Tampilkan postingan dengan label Politik Pendidikan. Tampilkan semua postingan
Tampilkan postingan dengan label Politik Pendidikan. Tampilkan semua postingan

24 Mei 2013

ANTARA UN DAN DESENTRALISASI PENDIDIKAN

Meniadakan UN dengan mengubahnya menjadi ujian lokal akan menghargai karakteristik tiap daerah. 

WAKIL Presiden Boediono di Palangkaraya (20/4) menyatakan bahwa mungkin sistem yang terbaik untuk pelaksanaan Ujian Nasional (UN) adalah yang terdesentralisasi. Pernyataan ini dia sampaikan menanggapi pelaksanaan UN tahun ini yang kacau balau; bahan ujian yang telat tiba ke lokasi, bolehnya fotokopi soal-soal ujian, pengunduran jadwal, kualitas kertas yang buruk, dan seterusnya. Pernyataan Boediono menarik, meski sebetulnya ide itu sudah banyak dilontarkan para pakar pendidikan.

Pemerataan Mutu
Salah satu kemajuan di era reformasi pasca-Orde Baru (Orba) adalah desentralisasi. Ini merupakan koreksi atas kebijakan Orba yang sentralistis. Dengan adanya desentralisasi, setiap daerah diberi kewenangan mengelola aset-aset yang dimiliki daerahnya untuk kepentingan daerah terkait. Pemerintah pusat tidak bisa lagi mengontrol banyak hal atas daerah seperti terjadi pada zaman Orba. Desentralisasi memungkinkan setiap wilayah berkembang dan secara bertahap dapat meningkatkan taraf kesejahteraan masyarakat setempat.

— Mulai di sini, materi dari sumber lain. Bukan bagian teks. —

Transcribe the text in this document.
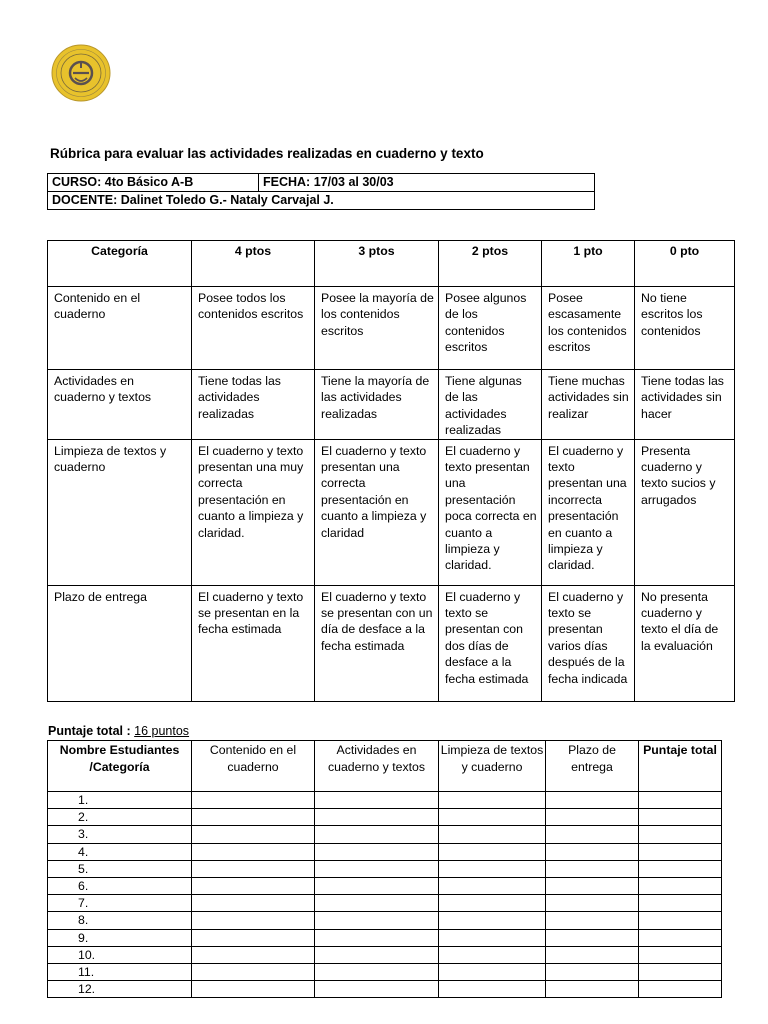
Rúbrica para evaluar las actividades realizadas en cuaderno y texto
CURSO: 4to Básico A-B	FECHA: 17/03 al 30/03
DOCENTE: Dalinet Toledo G.- Nataly Carvajal J.
Categoría	4 ptos	3 ptos	2 ptos	1 pto	0 pto
Contenido en el cuaderno	Posee todos los contenidos escritos	Posee la mayoría de los contenidos escritos	Posee algunos de los contenidos escritos	Posee escasamente los contenidos escritos	No tiene escritos los contenidos
Actividades en cuaderno y textos	Tiene todas las actividades realizadas	Tiene la mayoría de las actividades realizadas	Tiene algunas de las actividades realizadas	Tiene muchas actividades sin realizar	Tiene todas las actividades sin hacer
Limpieza de textos y cuaderno	El cuaderno y texto presentan una muy correcta presentación en cuanto a limpieza y claridad.	El cuaderno y texto presentan una correcta presentación en cuanto a limpieza y claridad	El cuaderno y texto presentan una presentación poca correcta en cuanto a limpieza y claridad.	El cuaderno y texto presentan una incorrecta presentación en cuanto a limpieza y claridad.	Presenta cuaderno y texto sucios y arrugados
Plazo de entrega	El cuaderno y texto se presentan en la fecha estimada	El cuaderno y texto se presentan con un día de desface a la fecha estimada	El cuaderno y texto se presentan con dos días de desface a la fecha estimada	El cuaderno y texto se presentan varios días después de la fecha indicada	No presenta cuaderno y texto el día de la evaluación
Puntaje total : 16 puntos
Nombre Estudiantes /Categoría	Contenido en el cuaderno	Actividades en cuaderno y textos	Limpieza de textos y cuaderno	Plazo de entrega	Puntaje total
1.					
2.					
3.					
4.					
5.					
6.					
7.					
8.					
9.					
10.					
11.					
12.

Desentralisasi bukanlah federasi. Tujuannya adalah ingin memaksimalkan peran daerah untuk membantu program-program pemerintah pusat sekaligus memberikan masukan dan saran ke pemerintah pusat, karena pemerintah daerahlah yang tahu persis kondisi riil daerahnya masing-masing. Dalam hal ini, desentralisasi merupakan ejawantah nyata dari prinsip Bhinneka Tunggal Ika, yang menghargai keragaman daerah dengan karakter dan budaya yang berbeda-beda. Desentralisasi juga memungkinkan pusat dapat dengan maksimal memetakan segala permasalahan yang ada.

Dalam kaitannya dengan program pendidikan nasional, masalah desentralisasi menjadi menarik, tetapi sekaligus ironik. Ketika negara sudah menanggalkan model sentralistiknya dan menggantinya dengan desentralisasi, pendidikan nasional—lebih spesifik lagi UN—justru masih tersentralisasi.

Pemerintah tampaknya masih setengah-setengah menerapkan model desentralisasi dalam soal ini. Padahal, seperti kita tahu, antara satu daerah dengan daerah lainnya berbeda, apalagi jika itu menyangkut infrastruktur dan akses pendidikan yang lebih mudah dan tercukupi di daerah-daerah yang relatif dekat pusat. Misalnya, di Pulau Jawa, utamanya di Jakarta dan sekitarnya.

Di negeri ini ada begitu banyak sekolah yang hidup dalam kondisi sangat memprihatinkan karena keterbatasan. Belum lagi bicara soal kelengkapan sekolah, bahkan untuk masalah tempat pun masih banyak yang tidak layak. Sekolah-sekolah semacam ini umumnya ada di pelosok dengan akses yang cukup sulit. Ini mengakibatkan mutu atau kualitas pendidikan di setiap daerah berbeda-beda. Sentralisasi pendidikan yang terwujud dalam bentuk UN dengan demikian merupakan bentuk lain dari penyeragaman. Selain tidak selaras dengan semangat reformasi dan prinsip Bhinneka Tunggal Ika, juga merupakan bentuk “penzaliman”, dan korbannya adalah para siswa peserta didik.

Para siswa peserta didik yang merupakan cikal bakal penerus bangsa di masa depan sudah “dizalimi” dengan sistem yang diterapkan kepada mereka tanpa mereka diberi kemampuan memadai untuk masuk dalam sistem itu sebelumnya.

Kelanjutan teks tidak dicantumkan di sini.